И потому я напрасно надеялся утишить в моем отечестве то беспокойство, тот пламень желания, который следует за мной повсюду. Знание света не научило меня ничему, и вместе с этим я утратил сладость незнания.
Следующее место разоблачает внутреннее настроение Рене:
Меня обвиняют за непостоянство вкуса, за невозможность наслаждаться долго одною и тою же мечтой, за то, что предаюсь в добычу воображению, которое торопится проникнуть в самый тайник удовольствий, как бы подавленное их продолжительностью. Говорят, что, имея возможность достигнуть цели, я всегда переступаю ее: увы, я ищу неизвестного, блага, к которому влечет меня инстинкт. Виноват ли я, что нахожу везде границы, что все конечное не имеет для меня никакой цены? Однакож, я люблю однообразие чувств моим, и еслиб имел глупость верить счастию, то искал бы его в привычке.
Из шумного города Рене удалился в уединение, но и сюда последовали за ним тревога, печаль, сомнение и скука:
Я был один, один на земле!

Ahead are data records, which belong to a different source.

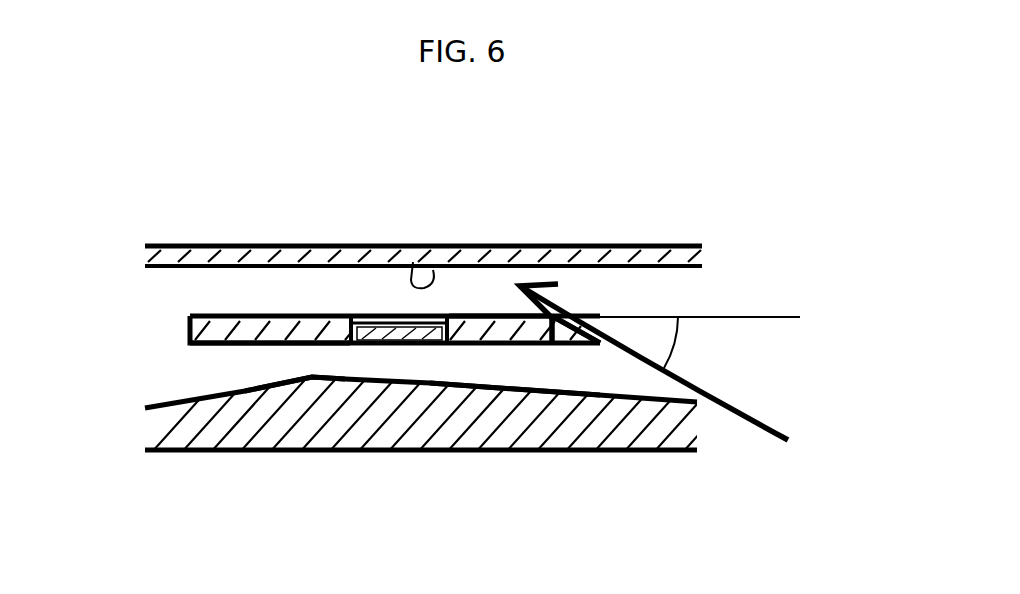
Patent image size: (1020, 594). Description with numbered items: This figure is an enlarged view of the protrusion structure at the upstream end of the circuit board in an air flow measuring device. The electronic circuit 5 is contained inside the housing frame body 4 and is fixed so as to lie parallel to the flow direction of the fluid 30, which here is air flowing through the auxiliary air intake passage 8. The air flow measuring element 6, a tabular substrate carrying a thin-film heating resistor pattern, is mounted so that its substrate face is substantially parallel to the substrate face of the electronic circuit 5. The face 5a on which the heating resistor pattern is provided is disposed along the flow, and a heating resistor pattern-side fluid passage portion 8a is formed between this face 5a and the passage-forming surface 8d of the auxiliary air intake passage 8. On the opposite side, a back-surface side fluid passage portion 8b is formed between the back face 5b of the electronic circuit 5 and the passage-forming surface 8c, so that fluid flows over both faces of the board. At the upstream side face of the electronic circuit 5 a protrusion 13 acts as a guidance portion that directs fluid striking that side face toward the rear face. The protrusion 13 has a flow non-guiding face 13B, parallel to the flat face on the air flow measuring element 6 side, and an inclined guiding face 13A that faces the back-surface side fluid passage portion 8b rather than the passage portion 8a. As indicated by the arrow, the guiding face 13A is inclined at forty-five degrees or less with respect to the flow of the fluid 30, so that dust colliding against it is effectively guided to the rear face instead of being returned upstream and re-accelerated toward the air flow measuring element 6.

The housing frame body 4 is at (150, 452).
The electronic circuit 5 is at (330, 323).
The heating resistor pattern-comprising face 5a is at (262, 345).
The back face 5b is at (480, 316).
The air flow measuring element 6 is at (420, 344).
The auxiliary air intake passage 8 is at (176, 305).
The heating resistor pattern-side fluid passage portion 8a is at (360, 350).
The back-surface side fluid passage portion 8b is at (356, 285).
The passage-forming surface 8c is at (413, 262).
The passage-forming surface 8d is at (472, 400).
The protrusion 13 is at (588, 346).
The guiding face 13A is at (587, 317).
The flow non-guiding face 13B is at (563, 344).
The fluid 30 is at (717, 318).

Тайное изнеможение овладело моим телом. Отвращение от жизни возвратилось с новою силой. Вскоре сердце не давало пищи мысли, и я замечал мое существование только до глубокому чувству скуки.

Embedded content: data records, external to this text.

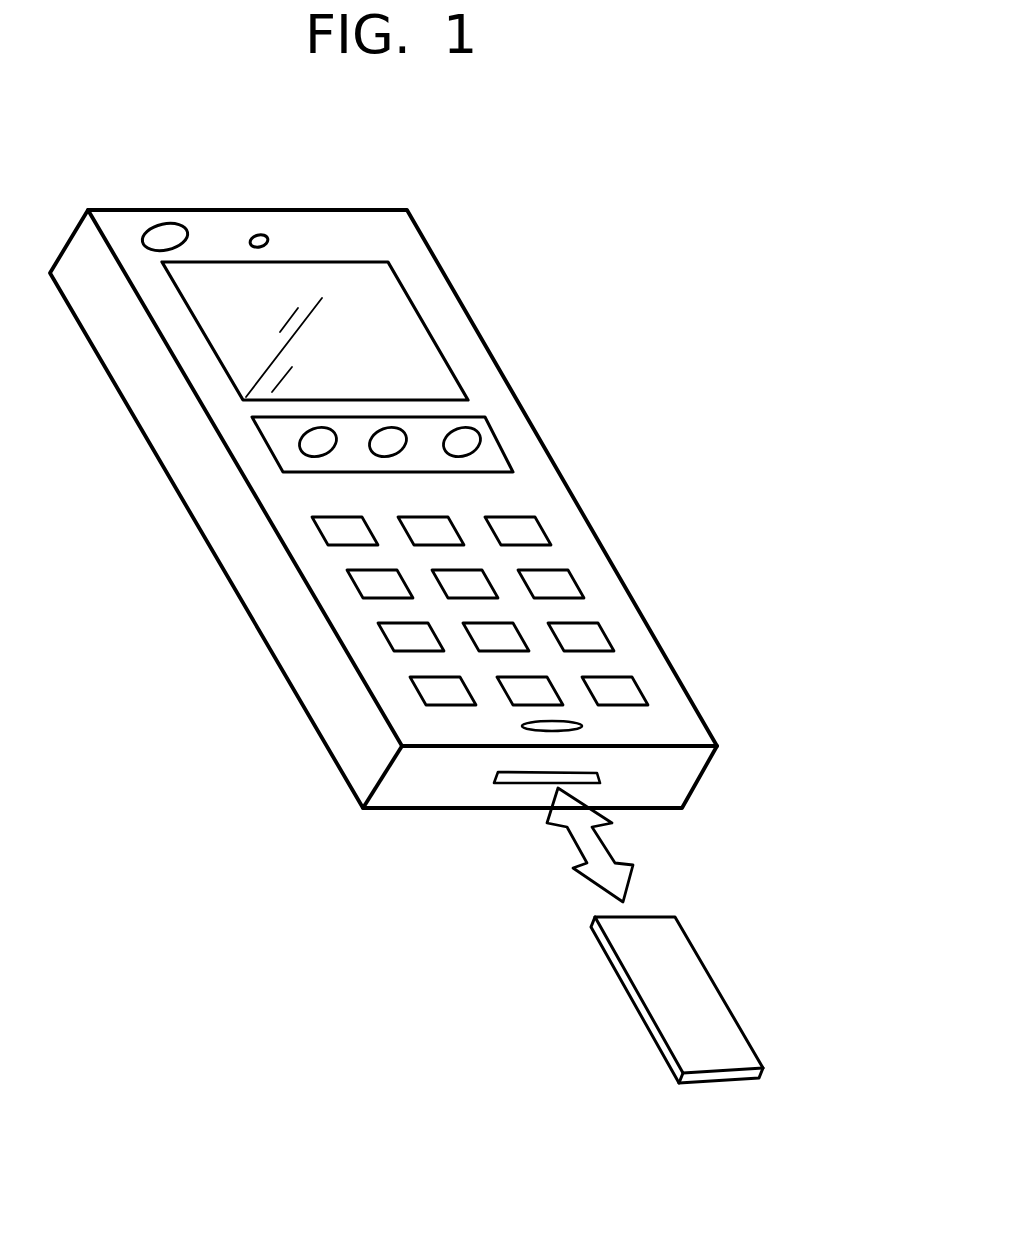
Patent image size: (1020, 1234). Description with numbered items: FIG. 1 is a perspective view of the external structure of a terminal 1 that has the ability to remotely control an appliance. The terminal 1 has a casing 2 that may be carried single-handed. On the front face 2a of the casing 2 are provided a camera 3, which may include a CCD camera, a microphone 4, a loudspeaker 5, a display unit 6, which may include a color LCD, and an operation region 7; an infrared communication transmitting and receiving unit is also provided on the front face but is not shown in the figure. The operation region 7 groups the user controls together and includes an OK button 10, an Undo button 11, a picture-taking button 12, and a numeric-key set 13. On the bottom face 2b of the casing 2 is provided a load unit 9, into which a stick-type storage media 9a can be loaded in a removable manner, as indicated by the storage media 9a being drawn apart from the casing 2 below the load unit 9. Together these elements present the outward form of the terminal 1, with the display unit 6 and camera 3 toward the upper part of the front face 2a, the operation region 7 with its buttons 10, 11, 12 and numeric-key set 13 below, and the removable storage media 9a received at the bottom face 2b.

The terminal 1 is at (434, 529).
The casing 2 is at (434, 509).
The front face 2a is at (490, 385).
The bottom face 2b is at (683, 777).
The camera 3 is at (148, 222).
The microphone 4 is at (582, 726).
The loudspeaker 5 is at (254, 234).
The display unit 6 is at (398, 312).
The operation region 7 is at (489, 559).
The load unit 9 is at (512, 781).
The stick-type storage media 9a is at (698, 1007).
The OK button 10 is at (318, 445).
The Undo button 11 is at (388, 445).
The picture-taking button 12 is at (467, 467).
The numeric-key set 13 is at (355, 614).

Рене часто сравнивали с Вертером, находя в них родственные типы того болезненного чувства, которое получило название «грусти о мире». Но при несомненном между ними сходстве есть и видимое различие, основанное, между прочим, на различии двух народов, из среды которых они взяты. Бартер – мягкая и сердечная натура, которая может с любовию прилепляться к жизни; в Рене пылает дикий огонь, пожирающий, но не греющий; это – сердце без содержания, без веры и надежды, одержимое демоном разрушения, вследствие которого и жизнь и собственная душа его являются ему в виде пустыня. Случай сделал из него мечтателя, но при других обстоятельствах вышел бы из него один из сильных деятелей переворота, которым он, по энергичности идей, значительно уподобляется[4].
Хотя в Рене изображен вообще человек, стоящий на рубеже двух миров, сокрушенного и долженствующего возникнуть на развалинах, но в его образе есть много субъективного, принадлежащего жизни и душевным свойствам автора. Он относится к Шатобриану так же, как Чайльд-Гарольд к Байрону. Шатобриан обращался и к прошлому и к будущему: обращение впрочем совершенно искреннее, а не двуличное. Во время переходов своих от стремлений вперед к стремлениям возвратным, и наоборот, он хотел как бы воскресить минувшее: прошлое было для него родиной, и чтобы сравнением объяснить нашу мысль, можем уподобить его печальному изгнаннику из отечества, который возвращается в него хотя бы для того только, чтобы умереть на родном пепелище. Крайности сходятся. Чем началась, тем и кончилась литературная деятельность Шатобриана. В Замогильных Записках многие места совпадают с выходками Рене. Берем одно из них:
En considérant l'être entier, en pesant le bien et le mal, on serait tenté de désirer tout accident qui porte à l'oubli, comme un moyen d'échapper à soi même, un ivrogne joyeux est une créature heureuse… Le bonheur est de s'ignorer et d'arriver à la mort sans avoir senti la vie… Je n'assiste pas à un baptême ou à un mariage sans sourire amèrement ou sans éprouver un serrement de coeur. Après le malheur de naître, je n'en connais pas de plus grand que celui de donner le jour à un homme[5].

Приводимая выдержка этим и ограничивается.